His meditation in the word of God revived his soul and made him eager not to walk in God's way only but to run in it. "I will RUN in the way of Thy commandments," he says. Now God's commandments are not grievous, yet not many seem eager to run in the way of them, and many who do desire stumble and fail, and seem to lack the spiritual power and energy necessary. The Psalmist had discovered the secret of this zeal and energy. "I will run," he says, "when Thou shalt have enlarged my heart." No man can run in the way of God's commandments if his heart is narrowed and his spiritual affections cramped. The Christians at Corinth made a sad mess of their testimony and made no progress in the heavenly race because they were straightened by their worldliness and party strife, they had but a feeble apprehension of the fullness of the love wherewith God loved them, and the breadth and greatness of His interests on earth.

"Be ye enlarged" urged the Apostle. "I will run in the way of Thy commandments," said the Psalmist, "when Thou shalt have enlarged my heart." Fetters that bind the feet drop off when the heart is enlarged. Think of the words, "Strengthened with all might by His Spirit in the inner man, that Christ might dwell in your hearts by faith; that ye, being rooted and grounded in love, may be able to comprehend with all saints what is the breadth, and length, and depth and height; and to know the love of Christ that passeth knowledge, that ye might be filled with all the fullness of God" (Eph. 3:16-19).

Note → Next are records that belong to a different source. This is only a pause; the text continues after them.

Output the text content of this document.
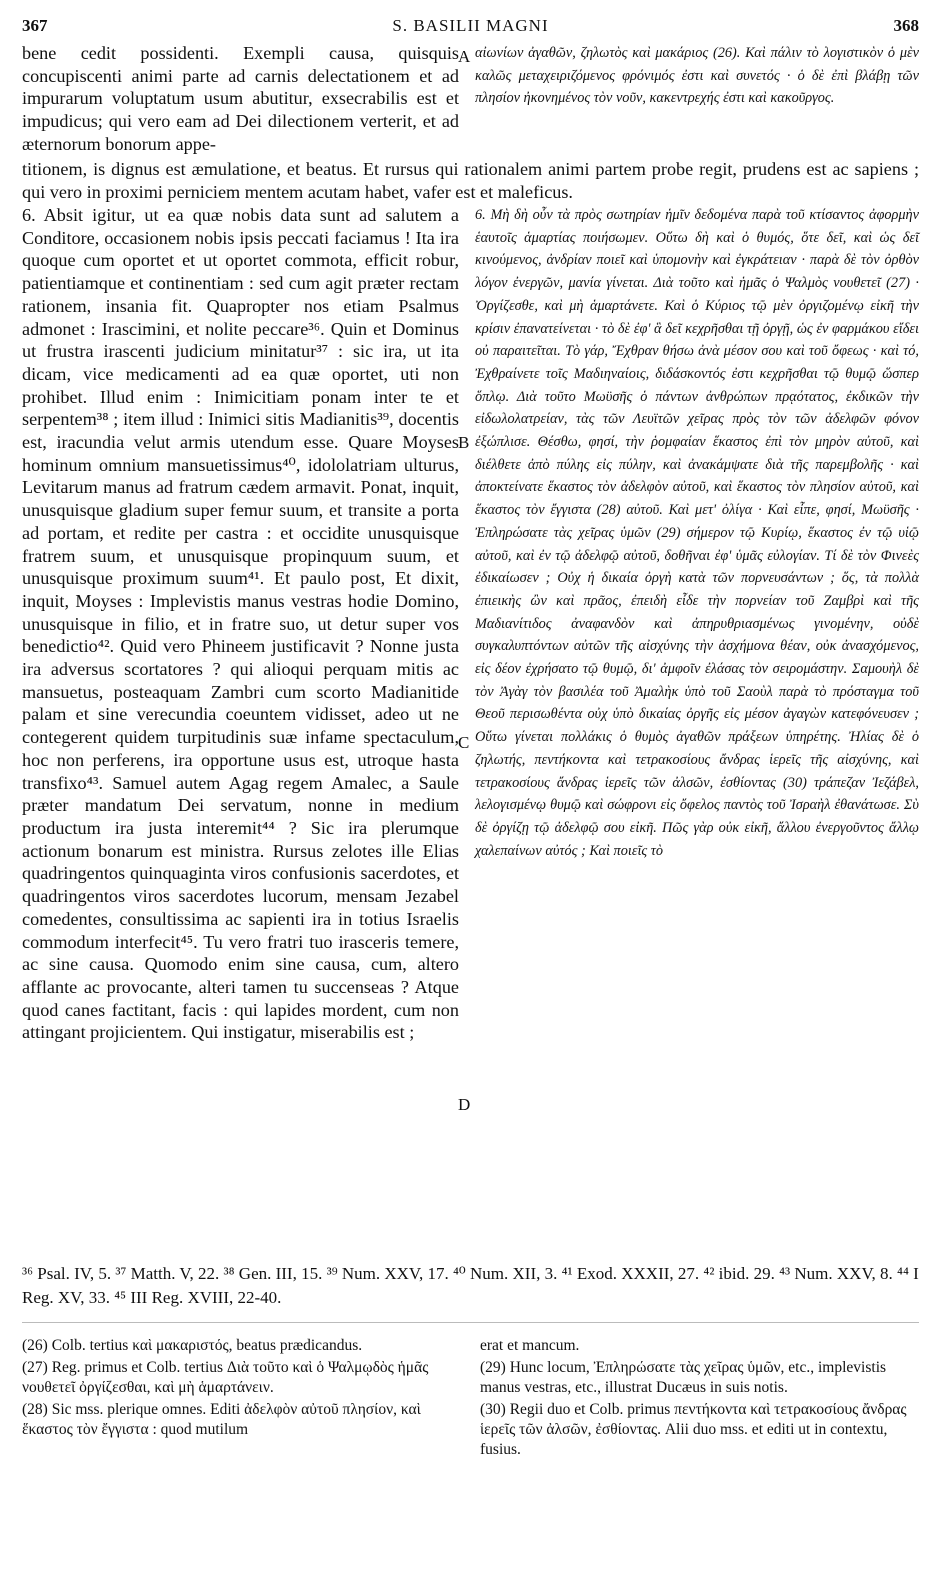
367	S. BASILII MAGNI	368

bene cedit possidenti. Exempli causa, quisquis concupiscenti animi parte ad carnis delectationem et ad impurarum voluptatum usum abutitur, exsecrabilis est et impudicus; qui vero eam ad Dei dilectionem verterit, et ad æternorum bonorum appe-

αἰωνίων ἀγαθῶν, ζηλωτὸς καὶ μακάριος (26). Καὶ πάλιν τὸ λογιστικὸν ὁ μὲν καλῶς μεταχειριζόμενος φρόνιμός ἐστι καὶ συνετός · ὁ δὲ ἐπὶ βλάβῃ τῶν πλησίον ἠκονημένος τὸν νοῦν, κακεντρεχής ἐστι καὶ κακοῦργος.

titionem, is dignus est æmulatione, et beatus. Et rursus qui rationalem animi partem probe regit, prudens est ac sapiens ; qui vero in proximi perniciem mentem acutam habet, vafer est et maleficus.

6. Absit igitur, ut ea quæ nobis data sunt ad salutem a Conditore, occasionem nobis ipsis peccati faciamus ! Ita ira quoque cum oportet et ut oportet commota, efficit robur, patientiamque et continentiam : sed cum agit præter rectam rationem, insania fit. Quapropter nos etiam Psalmus admonet : Irascimini, et nolite peccare³⁶. Quin et Dominus ut frustra irascenti judicium minitatur³⁷ : sic ira, ut ita dicam, vice medicamenti ad ea quæ oportet, uti non prohibet. Illud enim : Inimicitiam ponam inter te et serpentem³⁸ ; item illud : Inimici sitis Madianitis³⁹, docentis est, iracundia velut armis utendum esse. Quare Moyses hominum omnium mansuetissimus⁴⁰, idololatriam ulturus, Levitarum manus ad fratrum cædem armavit. Ponat, inquit, unusquisque gladium super femur suum, et transite a porta ad portam, et redite per castra : et occidite unusquisque fratrem suum, et unusquisque propinquum suum, et unusquisque proximum suum⁴¹. Et paulo post, Et dixit, inquit, Moyses : Implevistis manus vestras hodie Domino, unusquisque in filio, et in fratre suo, ut detur super vos benedictio⁴². Quid vero Phineem justificavit ? Nonne justa ira adversus scortatores ? qui alioqui perquam mitis ac mansuetus, posteaquam Zambri cum scorto Madianitide palam et sine verecundia coeuntem vidisset, adeo ut ne contegerent quidem turpitudinis suæ infame spectaculum, hoc non perferens, ira opportune usus est, utroque hasta transfixo⁴³. Samuel autem Agag regem Amalec, a Saule præter mandatum Dei servatum, nonne in medium productum ira justa interemit⁴⁴ ? Sic ira plerumque actionum bonarum est ministra. Rursus zelotes ille Elias quadringentos quinquaginta viros confusionis sacerdotes, et quadringentos viros sacerdotes lucorum, mensam Jezabel comedentes, consultissima ac sapienti ira in totius Israelis commodum interfecit⁴⁵. Tu vero fratri tuo irasceris temere, ac sine causa. Quomodo enim sine causa, cum, altero afflante ac provocante, alteri tamen tu succenseas ? Atque quod canes factitant, facis : qui lapides mordent, cum non attingant projicientem. Qui instigatur, miserabilis est ;

6. Μὴ δὴ οὖν τὰ πρὸς σωτηρίαν ἡμῖν δεδομένα παρὰ τοῦ κτίσαντος ἀφορμὴν ἑαυτοῖς ἁμαρτίας ποιήσωμεν. Οὕτω δὴ καὶ ὁ θυμός, ὅτε δεῖ, καὶ ὡς δεῖ κινούμενος, ἀνδρίαν ποιεῖ καὶ ὑπομονὴν καὶ ἐγκράτειαν · παρὰ δὲ τὸν ὀρθὸν λόγον ἐνεργῶν, μανία γίνεται. Διὰ τοῦτο καὶ ἡμᾶς ὁ Ψαλμὸς νουθετεῖ (27) · Ὀργίζεσθε, καὶ μὴ ἁμαρτάνετε. Καὶ ὁ Κύριος τῷ μὲν ὀργιζομένῳ εἰκῆ τὴν κρίσιν ἐπανατείνεται · τὸ δὲ ἐφ' ἃ δεῖ κεχρῆσθαι τῇ ὀργῇ, ὡς ἐν φαρμάκου εἴδει οὐ παραιτεῖται. Τὸ γάρ, Ἔχθραν θήσω ἀνὰ μέσον σου καὶ τοῦ ὄφεως · καὶ τό, Ἐχθραίνετε τοῖς Μαδιηναίοις, διδάσκοντός ἐστι κεχρῆσθαι τῷ θυμῷ ὥσπερ ὅπλῳ. Διὰ τοῦτο Μωϋσῆς ὁ πάντων ἀνθρώπων πρᾳότατος, ἐκδικῶν τὴν εἰδωλολατρείαν, τὰς τῶν Λευϊτῶν χεῖρας πρὸς τὸν τῶν ἀδελφῶν φόνον ἐξώπλισε. Θέσθω, φησί, τὴν ῥομφαίαν ἕκαστος ἐπὶ τὸν μηρὸν αὐτοῦ, καὶ διέλθετε ἀπὸ πύλης εἰς πύλην, καὶ ἀνακάμψατε διὰ τῆς παρεμβολῆς · καὶ ἀποκτείνατε ἕκαστος τὸν ἀδελφὸν αὐτοῦ, καὶ ἕκαστος τὸν πλησίον αὐτοῦ, καὶ ἕκαστος τὸν ἔγγιστα (28) αὐτοῦ. Καὶ μετ' ὀλίγα · Καὶ εἶπε, φησί, Μωϋσῆς · Ἐπληρώσατε τὰς χεῖρας ὑμῶν (29) σήμερον τῷ Κυρίῳ, ἕκαστος ἐν τῷ υἱῷ αὐτοῦ, καὶ ἐν τῷ ἀδελφῷ αὐτοῦ, δοθῆναι ἐφ' ὑμᾶς εὐλογίαν. Τί δὲ τὸν Φινεὲς ἐδικαίωσεν ; Οὐχ ἡ δικαία ὀργὴ κατὰ τῶν πορνευσάντων ; ὅς, τὰ πολλὰ ἐπιεικὴς ὢν καὶ πρᾶος, ἐπειδὴ εἶδε τὴν πορνείαν τοῦ Ζαμβρὶ καὶ τῆς Μαδιανίτιδος ἀναφανδὸν καὶ ἀπηρυθριασμένως γινομένην, οὐδὲ συγκαλυπτόντων αὐτῶν τῆς αἰσχύνης τὴν ἀσχήμονα θέαν, οὐκ ἀνασχόμενος, εἰς δέον ἐχρήσατο τῷ θυμῷ, δι' ἀμφοῖν ἐλάσας τὸν σειρομάστην. Σαμουὴλ δὲ τὸν Ἀγὰγ τὸν βασιλέα τοῦ Ἀμαλὴκ ὑπὸ τοῦ Σαοὺλ παρὰ τὸ πρόσταγμα τοῦ Θεοῦ περισωθέντα οὐχ ὑπὸ δικαίας ὀργῆς εἰς μέσον ἀγαγὼν κατεφόνευσεν ; Οὕτω γίνεται πολλάκις ὁ θυμὸς ἀγαθῶν πράξεων ὑπηρέτης. Ἠλίας δὲ ὁ ζηλωτής, πεντήκοντα καὶ τετρακοσίους ἄνδρας ἱερεῖς τῆς αἰσχύνης, καὶ τετρακοσίους ἄνδρας ἱερεῖς τῶν ἀλσῶν, ἐσθίοντας (30) τράπεζαν Ἰεζάβελ, λελογισμένῳ θυμῷ καὶ σώφρονι εἰς ὄφελος παντὸς τοῦ Ἰσραὴλ ἐθανάτωσε. Σὺ δὲ ὀργίζῃ τῷ ἀδελφῷ σου εἰκῆ. Πῶς γὰρ οὐκ εἰκῆ, ἄλλου ἐνεργοῦντος ἄλλῳ χαλεπαίνων αὐτός ; Καὶ ποιεῖς τὸ

A
B
C
D
³⁶ Psal. IV, 5. ³⁷ Matth. V, 22. ³⁸ Gen. III, 15. ³⁹ Num. XXV, 17. ⁴⁰ Num. XII, 3. ⁴¹ Exod. XXXII, 27. ⁴² ibid. 29. ⁴³ Num. XXV, 8. ⁴⁴ I Reg. XV, 33. ⁴⁵ III Reg. XVIII, 22-40.

(26) Colb. tertius καὶ μακαριστός, beatus prædicandus.

(27) Reg. primus et Colb. tertius Διὰ τοῦτο καὶ ὁ Ψαλμῳδὸς ἡμᾶς νουθετεῖ ὀργίζεσθαι, καὶ μὴ ἁμαρτάνειν.

(28) Sic mss. plerique omnes. Editi ἀδελφὸν αὐτοῦ πλησίον, καὶ ἕκαστος τὸν ἔγγιστα : quod mutilum

erat et mancum.

(29) Hunc locum, Ἐπληρώσατε τὰς χεῖρας ὑμῶν, etc., implevistis manus vestras, etc., illustrat Ducæus in suis notis.

(30) Regii duo et Colb. primus πεντήκοντα καὶ τετρακοσίους ἄνδρας ἱερεῖς τῶν ἀλσῶν, ἐσθίοντας. Alii duo mss. et editi ut in contextu, fusius.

The traditions of men and their rules and regulations and standards of conduct chill and narrow the heart; it is this love that passeth knowledge, love that never faileth, that enlarges the heart, and the man with the enlarged heart will run, he cannot help it, and he will run in the way of the commandments of the Lord. "And this is His commandment that ye should believe on the Name of His Son Jesus Christ, and LOVE ONE ANOTHER, as He gave us commandment" (1 John 3).